Out of a commendable abundance of caution, however, the trial court heard extensive testimony from the railroad and the City on the merits of the affirmative defense as to whether the property sought to be condemned was necessary for the successful operation of the railroad. This testimony is complex, necessarily in conflict and susceptible of differing factual inferences. The trial court concluded after hearing such extensive testimony that the railroad had not sustained its burden of proving that the subject property was necessary for the successful operation of the railroad. Our review of the record convinces us that there was substantial competent evidence to support this finding. We reject the railroad's contention that this affirmative defense was established as a matter of law. Delgado v. Strong, 360 So. 2d 73 (Fla. 1978); Shaw v. Shaw, 334 So. 2d 13 (Fla. 1976); Westerman v. Shell's City, Inc., 265 So. 2d 43 (Fla. 1972).
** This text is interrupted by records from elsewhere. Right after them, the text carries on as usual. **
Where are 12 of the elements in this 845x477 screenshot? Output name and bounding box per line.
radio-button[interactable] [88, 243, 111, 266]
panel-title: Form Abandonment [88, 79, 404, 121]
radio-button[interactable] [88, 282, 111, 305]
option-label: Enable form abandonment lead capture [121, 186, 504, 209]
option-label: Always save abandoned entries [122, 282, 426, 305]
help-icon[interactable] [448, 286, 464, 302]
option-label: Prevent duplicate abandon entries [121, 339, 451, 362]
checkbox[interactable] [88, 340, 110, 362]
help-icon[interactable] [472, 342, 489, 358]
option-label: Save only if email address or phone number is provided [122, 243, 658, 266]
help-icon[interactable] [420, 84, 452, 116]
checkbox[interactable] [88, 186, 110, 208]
We have carefully considered the remaining contentions of the railroad made on this appeal together with a painstaking review of the record and applicable law. We find no merit in any of the contentions raised sufficient to upset the order under review. Egidi Industrial Park Corp. v. Wide Open Spaces, Inc., 335 So. 2d 870 (Fla. 3d DCA 1976); Federated Department Stores, Inc. v. Planes, 305 So. 2d 248 (Fla. 3d DCA 1974).
The order appealed from is affirmed except as to paragraph nine of the order of necessity. Such paragraph is modified to provide that Ch. 24708, Laws of Fla. (1947), and Section 360.02, Florida Statutes (1977) are applicable to this case in the manner as outlined in this opinion.
Affirmed as modified.
[1] The eminent domain proceedings brought in City of Miami v. Florida East Coast Railway Co., 286 So. 2d 247 (Fla. 3d DCA 1973), and Florida East Coast Railway Co. v. City of Miami, 321 So. 2d 545 (Fla. 1975), where in no way based on these statutes. The eminent domain proceeding brought in Florida East Coast Railway Co. v. City of Miami, 346 So. 2d 621 (Fla. 3d DCA 1977), was based in part on Ch. 24708, Laws of Fla. (1947), and § 166.401, Fla. Stat. (1977), but not on § 166.411(4), Fla. Stat. (1977).
[2] It should be noted, however, that § 166.401, Fla. Stat. (1977), precludes a municipality from condemning state or federal property.
[3] "Municipalities are authorized to exercise the power of eminent domain for the following uses or purposes: * * * (2) Over railroads, traction and street car lines, telephone and telegraph lines, all public and private streets and highways, drainage districts, bridge districts, school districts, or any other public or private lands whatsoever necessary to enable the accomplishment of purposes listed in s. 180.06 ..."
[4] Municipal and private corporations are examples of condemnors to whom the power of eminent domain may be delegated by statute. The federal government and the states, on the other hand, exercise direct, not delegated eminent domain authority, and, accordingly, the doctrine of prior public use does not generally apply to them. 1 Nichols on Eminent Domain § 2.2 (3d ed. 1964).